Pancreatitis, by affecting the rate at which insulin is secreted, causes problems with the body's blood sugar levels because, without correct levels of insulin, the body cannot metabolize carbohydrates adequately. Chromium picolinate is recommended as an important mineral in stabilizing and maintaining proper blood sugar levels. Pancreatin and proteolytic enzymes (enzymes that help break down proteins) prove beneficial since they work to decrease inflammation and aid in digestion. Finally, a raw pancreas supplement offers support to the inflamed gland by neutralizing the body's attack against the pancreas, giving it time to heal properly. As with all supplements, follow the directions on the bottle's label.

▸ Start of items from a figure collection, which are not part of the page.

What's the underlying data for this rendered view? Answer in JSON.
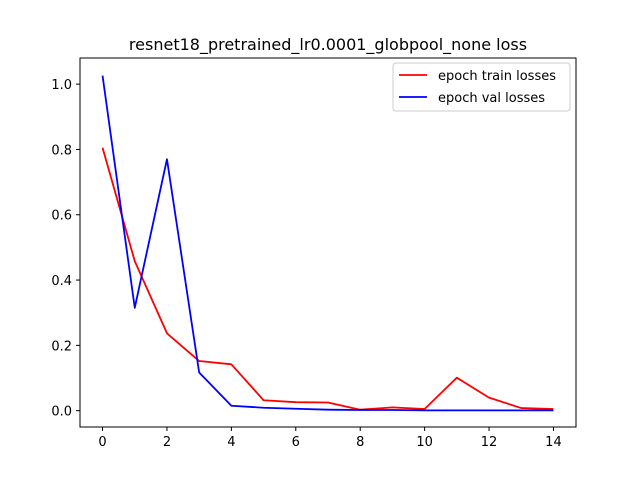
{
  "chart_data": {
    "type": "line",
    "title": "resnet18_pretrained_lr0.0001_globpool_none loss",
    "xlabel": "",
    "ylabel": "",
    "xlim": [
      -0.7,
      14.7
    ],
    "ylim": [
      -0.05,
      1.08
    ],
    "xticks": [
      0,
      2,
      4,
      6,
      8,
      10,
      12,
      14
    ],
    "yticks": [
      0.0,
      0.2,
      0.4,
      0.6,
      0.8,
      1.0
    ],
    "ytick_labels": [
      "0.0",
      "0.2",
      "0.4",
      "0.6",
      "0.8",
      "1.0"
    ],
    "grid": false,
    "legend_position": "top-right",
    "x": [
      0,
      1,
      2,
      3,
      4,
      5,
      6,
      7,
      8,
      9,
      10,
      11,
      12,
      13,
      14
    ],
    "series": [
      {
        "name": "epoch train losses",
        "color": "#ff0000",
        "values": [
          0.805,
          0.458,
          0.237,
          0.152,
          0.142,
          0.032,
          0.026,
          0.025,
          0.003,
          0.01,
          0.005,
          0.101,
          0.04,
          0.008,
          0.005
        ]
      },
      {
        "name": "epoch val losses",
        "color": "#0000ff",
        "values": [
          1.026,
          0.315,
          0.77,
          0.117,
          0.015,
          0.009,
          0.006,
          0.003,
          0.002,
          0.002,
          0.001,
          0.001,
          0.001,
          0.001,
          0.001
        ]
      }
    ]
  }
}
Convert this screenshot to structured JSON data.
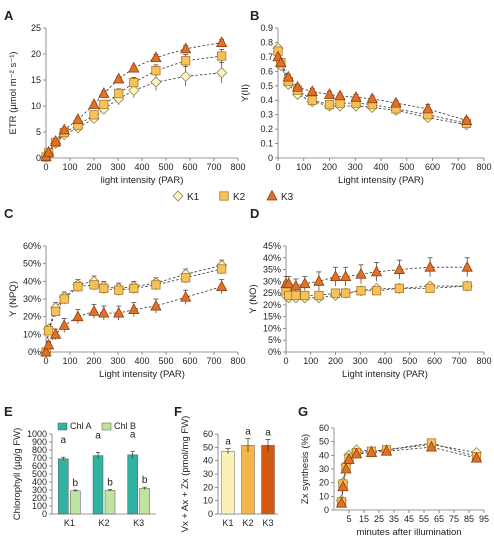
{
  "colors": {
    "K1": "#fbf7c6",
    "K2": "#f8c25a",
    "K3": "#e07126",
    "K1_stroke": "#8a8350",
    "K2_stroke": "#a77a26",
    "K3_stroke": "#8f3f10",
    "chl_a": "#2fb3a0",
    "chl_b": "#bfe3a0",
    "f_k1": "#fbf0b8",
    "f_k2": "#f4b54a",
    "f_k3": "#d45a12"
  },
  "legend_series": [
    "K1",
    "K2",
    "K3"
  ],
  "chart_data": [
    {
      "panel": "A",
      "type": "line",
      "xlabel": "light intensity (PAR)",
      "ylabel": "ETR (µmol m⁻² s⁻¹)",
      "xlim": [
        0,
        800
      ],
      "ylim": [
        0,
        25
      ],
      "xticks": [
        0,
        100,
        200,
        300,
        400,
        500,
        600,
        700,
        800
      ],
      "yticks": [
        0,
        5,
        10,
        15,
        20,
        25
      ],
      "x": [
        0,
        11,
        40,
        76,
        133,
        200,
        241,
        303,
        366,
        458,
        582,
        732
      ],
      "series": [
        {
          "name": "K1",
          "values": [
            0.2,
            0.8,
            2.8,
            4.5,
            5.8,
            7.6,
            9.4,
            11.4,
            13.0,
            14.6,
            15.7,
            16.4
          ],
          "err": [
            0.2,
            0.3,
            0.4,
            0.5,
            0.6,
            0.8,
            1.0,
            1.2,
            1.4,
            1.6,
            1.9,
            2.0
          ]
        },
        {
          "name": "K2",
          "values": [
            0.2,
            1.0,
            3.0,
            4.9,
            6.3,
            8.3,
            10.3,
            12.4,
            14.5,
            16.8,
            18.7,
            19.6
          ],
          "err": [
            0.2,
            0.3,
            0.4,
            0.5,
            0.6,
            0.7,
            0.8,
            0.9,
            1.0,
            1.1,
            1.2,
            1.3
          ]
        },
        {
          "name": "K3",
          "values": [
            0.3,
            1.1,
            3.2,
            5.4,
            7.4,
            10.3,
            12.4,
            15.2,
            17.3,
            19.3,
            21.0,
            22.2
          ],
          "err": [
            0.2,
            0.2,
            0.3,
            0.4,
            0.4,
            0.5,
            0.5,
            0.5,
            0.5,
            0.6,
            0.6,
            0.6
          ]
        }
      ]
    },
    {
      "panel": "B",
      "type": "line",
      "xlabel": "Light intensity (PAR)",
      "ylabel": "Y(II)",
      "xlim": [
        0,
        800
      ],
      "ylim": [
        0,
        0.9
      ],
      "xticks": [
        0,
        100,
        200,
        300,
        400,
        500,
        600,
        700,
        800
      ],
      "yticks": [
        0,
        0.1,
        0.2,
        0.3,
        0.4,
        0.5,
        0.6,
        0.7,
        0.8,
        0.9
      ],
      "x": [
        0,
        11,
        40,
        76,
        133,
        200,
        241,
        303,
        366,
        458,
        582,
        732
      ],
      "series": [
        {
          "name": "K1",
          "values": [
            0.76,
            0.64,
            0.51,
            0.44,
            0.39,
            0.36,
            0.36,
            0.36,
            0.35,
            0.33,
            0.28,
            0.23
          ],
          "err": [
            0.02,
            0.02,
            0.02,
            0.02,
            0.02,
            0.02,
            0.02,
            0.02,
            0.02,
            0.02,
            0.02,
            0.02
          ]
        },
        {
          "name": "K2",
          "values": [
            0.74,
            0.66,
            0.53,
            0.47,
            0.4,
            0.37,
            0.38,
            0.38,
            0.37,
            0.34,
            0.3,
            0.24
          ],
          "err": [
            0.02,
            0.02,
            0.02,
            0.02,
            0.02,
            0.02,
            0.02,
            0.02,
            0.02,
            0.02,
            0.02,
            0.02
          ]
        },
        {
          "name": "K3",
          "values": [
            0.7,
            0.66,
            0.56,
            0.49,
            0.46,
            0.44,
            0.43,
            0.42,
            0.41,
            0.38,
            0.34,
            0.26
          ],
          "err": [
            0.02,
            0.02,
            0.02,
            0.02,
            0.02,
            0.02,
            0.02,
            0.02,
            0.02,
            0.02,
            0.03,
            0.02
          ]
        }
      ]
    },
    {
      "panel": "C",
      "type": "line",
      "xlabel": "Light intensity (PAR)",
      "ylabel": "Y (NPQ)",
      "xlim": [
        0,
        800
      ],
      "ylim": [
        0,
        0.6
      ],
      "xticks": [
        0,
        100,
        200,
        300,
        400,
        500,
        600,
        700,
        800
      ],
      "yticks": [
        0,
        0.1,
        0.2,
        0.3,
        0.4,
        0.5,
        0.6
      ],
      "ytick_labels": [
        "0%",
        "10%",
        "20%",
        "30%",
        "40%",
        "50%",
        "60%"
      ],
      "x": [
        0,
        11,
        40,
        76,
        133,
        200,
        241,
        303,
        366,
        458,
        582,
        732
      ],
      "series": [
        {
          "name": "K1",
          "values": [
            0.0,
            0.13,
            0.25,
            0.31,
            0.38,
            0.4,
            0.37,
            0.36,
            0.37,
            0.39,
            0.44,
            0.49
          ],
          "err": [
            0.01,
            0.02,
            0.03,
            0.03,
            0.03,
            0.03,
            0.03,
            0.03,
            0.03,
            0.03,
            0.03,
            0.03
          ]
        },
        {
          "name": "K2",
          "values": [
            0.0,
            0.12,
            0.23,
            0.3,
            0.37,
            0.38,
            0.36,
            0.35,
            0.36,
            0.38,
            0.42,
            0.47
          ],
          "err": [
            0.01,
            0.02,
            0.03,
            0.03,
            0.03,
            0.03,
            0.03,
            0.03,
            0.03,
            0.03,
            0.03,
            0.03
          ]
        },
        {
          "name": "K3",
          "values": [
            0.0,
            0.04,
            0.1,
            0.15,
            0.2,
            0.23,
            0.22,
            0.22,
            0.24,
            0.26,
            0.31,
            0.37
          ],
          "err": [
            0.01,
            0.02,
            0.03,
            0.04,
            0.04,
            0.04,
            0.04,
            0.04,
            0.04,
            0.04,
            0.04,
            0.04
          ]
        }
      ]
    },
    {
      "panel": "D",
      "type": "line",
      "xlabel": "Light intensity (PAR)",
      "ylabel": "Y (NO)",
      "xlim": [
        0,
        800
      ],
      "ylim": [
        0,
        0.45
      ],
      "xticks": [
        0,
        100,
        200,
        300,
        400,
        500,
        600,
        700,
        800
      ],
      "yticks": [
        0,
        0.05,
        0.1,
        0.15,
        0.2,
        0.25,
        0.3,
        0.35,
        0.4,
        0.45
      ],
      "ytick_labels": [
        "0%",
        "5%",
        "10%",
        "15%",
        "20%",
        "25%",
        "30%",
        "35%",
        "40%",
        "45%"
      ],
      "x": [
        0,
        11,
        40,
        76,
        133,
        200,
        241,
        303,
        366,
        458,
        582,
        732
      ],
      "series": [
        {
          "name": "K1",
          "values": [
            0.24,
            0.23,
            0.23,
            0.23,
            0.23,
            0.24,
            0.25,
            0.26,
            0.27,
            0.27,
            0.28,
            0.28
          ],
          "err": [
            0.02,
            0.02,
            0.01,
            0.01,
            0.01,
            0.01,
            0.01,
            0.01,
            0.01,
            0.01,
            0.01,
            0.01
          ]
        },
        {
          "name": "K2",
          "values": [
            0.26,
            0.24,
            0.24,
            0.24,
            0.24,
            0.25,
            0.25,
            0.26,
            0.26,
            0.27,
            0.27,
            0.28
          ],
          "err": [
            0.02,
            0.02,
            0.01,
            0.01,
            0.01,
            0.01,
            0.01,
            0.01,
            0.01,
            0.01,
            0.01,
            0.01
          ]
        },
        {
          "name": "K3",
          "values": [
            0.29,
            0.29,
            0.28,
            0.29,
            0.3,
            0.32,
            0.32,
            0.33,
            0.34,
            0.35,
            0.36,
            0.36
          ],
          "err": [
            0.03,
            0.03,
            0.03,
            0.03,
            0.04,
            0.04,
            0.04,
            0.04,
            0.04,
            0.04,
            0.04,
            0.04
          ]
        }
      ]
    },
    {
      "panel": "E",
      "type": "bar",
      "ylabel": "Chlorophyll (µg/g FW)",
      "categories": [
        "K1",
        "K2",
        "K3"
      ],
      "ylim": [
        0,
        1000
      ],
      "yticks": [
        0,
        100,
        200,
        300,
        400,
        500,
        600,
        700,
        800,
        900,
        1000
      ],
      "legend": [
        "Chl A",
        "Chl B"
      ],
      "series": [
        {
          "name": "Chl A",
          "values": [
            690,
            730,
            740
          ],
          "err": [
            20,
            40,
            40
          ],
          "sig": [
            "a",
            "a",
            "a"
          ]
        },
        {
          "name": "Chl B",
          "values": [
            290,
            295,
            320
          ],
          "err": [
            10,
            10,
            15
          ],
          "sig": [
            "b",
            "b",
            "b"
          ]
        }
      ]
    },
    {
      "panel": "F",
      "type": "bar",
      "ylabel": "Vx + Ax + Zx (pmol/mg FW)",
      "categories": [
        "K1",
        "K2",
        "K3"
      ],
      "ylim": [
        0,
        60
      ],
      "yticks": [
        0,
        10,
        20,
        30,
        40,
        50,
        60
      ],
      "values": [
        47,
        51.5,
        51.5
      ],
      "err": [
        2,
        5,
        4.5
      ],
      "sig": [
        "a",
        "a",
        "a"
      ]
    },
    {
      "panel": "G",
      "type": "line",
      "xlabel": "minutes after illumination",
      "ylabel": "Zx synthesis (%)",
      "xlim": [
        -5,
        95
      ],
      "ylim": [
        0,
        60
      ],
      "xticks": [
        5,
        15,
        25,
        35,
        45,
        55,
        65,
        75,
        85,
        95
      ],
      "yticks": [
        0,
        10,
        20,
        30,
        40,
        50,
        60
      ],
      "x": [
        0,
        1,
        3,
        5,
        10,
        20,
        30,
        60,
        90
      ],
      "series": [
        {
          "name": "K1",
          "values": [
            7,
            20,
            33,
            40,
            44,
            43,
            44,
            48,
            42
          ],
          "err": [
            1,
            2,
            2,
            2,
            2,
            2,
            2,
            2,
            2
          ]
        },
        {
          "name": "K2",
          "values": [
            6,
            19,
            31,
            38,
            42,
            43,
            44,
            49,
            39
          ],
          "err": [
            1,
            2,
            2,
            2,
            2,
            2,
            2,
            2,
            2
          ]
        },
        {
          "name": "K3",
          "values": [
            5,
            17,
            30,
            37,
            41,
            42,
            43,
            46,
            38
          ],
          "err": [
            1,
            2,
            2,
            2,
            2,
            2,
            2,
            2,
            2
          ]
        }
      ]
    }
  ]
}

Pancreatitis may lead to further problems. Along with diabetes and nutritional deficiencies, it can lead to the development of pancreatic cancer. Pancreatic cancer has a high mortality rate, rating number four in cancer deaths within the United States. It is important, therefore, that a person suffering from pancreatitis work to improve the health of the pancreas. In doing so, further bouts of pancreatitis and the risk of pancreatic cancer may be prevented.
Material referenced in Harvard Medical School Family Health Guide with Anthony L. Komaroff, M.D. as Editor in Chief, New York: Simon and Schuster, 1999. And Prescription for Nutritional Healing, 2nd Edition, by James F. Balch, M.D., with Phyllis A. Balch, C.N.C., New York: Avery Publishing, 1997.